Part of Author’s Diary
July 12. The Chinese kept up a heavy cannonade all day, mostly from the guns on the imperial city wall, but did very little damage to us. A flag, white ground and black characters, was captured by the French in the morning, and in the afternoon Mitchell captured a big black one in the Hanlin Yuan. He got up on a Chinese barrier and wrested the flag from a Chinese soldier by pounding him with sand-bags until he let go, while five or six volleys were fired at him. He secured the flag and got down without a scratch.
July 13. A Chinese prisoner taken by the French marines this morning states that the Emperor and Empress Dowager are still in the palace here. Prince Tuan, Jung Lee and General Tung are in control of public affairs. Prince Ching takes no part in them. Many Boxers are still in the city. Their principal patron is Prince Tuan. In his palace they are registered, fed, and paid.
These Boxers are ridiculed by the soldiers because they dare not go under fire at the front, in spite of their pretensions to be bullet-proof.

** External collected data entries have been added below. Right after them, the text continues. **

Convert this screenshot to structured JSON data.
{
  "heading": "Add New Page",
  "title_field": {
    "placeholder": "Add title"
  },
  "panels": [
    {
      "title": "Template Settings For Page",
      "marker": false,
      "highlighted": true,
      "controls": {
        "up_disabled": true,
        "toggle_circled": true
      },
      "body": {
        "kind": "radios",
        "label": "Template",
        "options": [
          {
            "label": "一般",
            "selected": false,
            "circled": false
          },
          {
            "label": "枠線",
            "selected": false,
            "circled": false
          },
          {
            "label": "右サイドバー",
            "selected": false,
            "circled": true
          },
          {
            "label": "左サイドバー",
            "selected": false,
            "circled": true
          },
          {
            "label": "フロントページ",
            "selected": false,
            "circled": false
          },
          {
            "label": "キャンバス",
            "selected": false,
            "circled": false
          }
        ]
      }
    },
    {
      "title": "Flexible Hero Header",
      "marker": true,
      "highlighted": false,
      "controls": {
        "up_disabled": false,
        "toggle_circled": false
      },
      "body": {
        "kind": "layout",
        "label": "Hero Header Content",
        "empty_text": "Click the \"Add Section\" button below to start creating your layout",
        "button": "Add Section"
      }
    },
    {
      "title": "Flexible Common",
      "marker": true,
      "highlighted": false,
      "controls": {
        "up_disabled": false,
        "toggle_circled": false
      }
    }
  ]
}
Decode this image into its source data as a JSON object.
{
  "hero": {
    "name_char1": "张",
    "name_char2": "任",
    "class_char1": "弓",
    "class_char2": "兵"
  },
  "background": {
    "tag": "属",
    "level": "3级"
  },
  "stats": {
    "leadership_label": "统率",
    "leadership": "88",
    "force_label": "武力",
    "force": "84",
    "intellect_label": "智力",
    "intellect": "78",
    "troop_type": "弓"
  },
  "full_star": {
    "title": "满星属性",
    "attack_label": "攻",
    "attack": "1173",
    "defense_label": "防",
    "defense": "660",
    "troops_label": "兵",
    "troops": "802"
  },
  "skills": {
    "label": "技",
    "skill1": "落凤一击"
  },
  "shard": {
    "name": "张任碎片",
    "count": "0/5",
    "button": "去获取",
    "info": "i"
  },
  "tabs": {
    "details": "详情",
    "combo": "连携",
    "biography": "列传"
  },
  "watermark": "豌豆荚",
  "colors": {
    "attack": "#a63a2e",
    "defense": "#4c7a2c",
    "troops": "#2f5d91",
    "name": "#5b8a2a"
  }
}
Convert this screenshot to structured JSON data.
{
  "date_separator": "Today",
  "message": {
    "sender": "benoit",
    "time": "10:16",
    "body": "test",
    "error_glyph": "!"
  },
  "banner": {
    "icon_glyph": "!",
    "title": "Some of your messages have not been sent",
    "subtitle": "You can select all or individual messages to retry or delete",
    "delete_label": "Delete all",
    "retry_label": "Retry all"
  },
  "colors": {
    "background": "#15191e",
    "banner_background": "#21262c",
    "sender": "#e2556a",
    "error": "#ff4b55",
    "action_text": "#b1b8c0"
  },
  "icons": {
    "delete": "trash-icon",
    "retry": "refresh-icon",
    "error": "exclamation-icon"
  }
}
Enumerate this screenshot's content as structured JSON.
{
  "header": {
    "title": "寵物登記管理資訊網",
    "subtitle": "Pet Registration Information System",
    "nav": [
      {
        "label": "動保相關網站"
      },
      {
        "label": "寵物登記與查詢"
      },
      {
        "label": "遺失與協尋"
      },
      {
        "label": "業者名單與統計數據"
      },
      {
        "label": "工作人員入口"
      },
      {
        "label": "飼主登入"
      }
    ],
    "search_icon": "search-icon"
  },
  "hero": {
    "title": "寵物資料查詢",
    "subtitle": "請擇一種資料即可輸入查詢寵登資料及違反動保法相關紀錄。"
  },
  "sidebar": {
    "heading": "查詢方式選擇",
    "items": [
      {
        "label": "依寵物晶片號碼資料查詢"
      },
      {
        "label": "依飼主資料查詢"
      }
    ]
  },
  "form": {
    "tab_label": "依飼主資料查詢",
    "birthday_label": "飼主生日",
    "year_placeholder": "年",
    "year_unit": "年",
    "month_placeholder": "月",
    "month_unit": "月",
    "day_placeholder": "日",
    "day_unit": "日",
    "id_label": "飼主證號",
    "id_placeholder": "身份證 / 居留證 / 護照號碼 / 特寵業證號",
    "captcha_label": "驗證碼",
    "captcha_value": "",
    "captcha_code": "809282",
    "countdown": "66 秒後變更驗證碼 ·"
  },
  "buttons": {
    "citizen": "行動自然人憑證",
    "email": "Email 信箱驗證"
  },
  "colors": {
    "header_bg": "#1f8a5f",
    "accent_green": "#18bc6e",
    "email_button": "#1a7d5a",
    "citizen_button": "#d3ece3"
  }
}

General Tung’s troops are facing us on the wall and along our lines on the south. Jung Lu’s troops are behind the French legation. Several of them are killed or wounded every day. The prisoner declares that he was one of several coolies (hired at twenty-five cents a body) to carry off and bury the dead. There are about three thousand of Tung Fu Hsinang’s troops in the city.
The Empress has forbidden the use of guns of large caliber against us, because of the harm they might do to her loyal people and their houses.
Direct attack having failed, and our rifles being better than theirs, it has been decided to starve us out. Two weeks ago news came that foreign troops from one hundred warships at Taku had captured the Taku forts, and occupied “East Taku,” opposite Tangku railway station. Tientsin city was in a panic on this account.
Ammunition is being brought here from the Hunting park. Imperial edicts are issued as usual. Business is going on in the north part of the city, and market supplies are coming in. The four “chief banks” are closed. The soldiers believe that we have several thousand troops under arms here. The prisoner thought we had at least two thousand.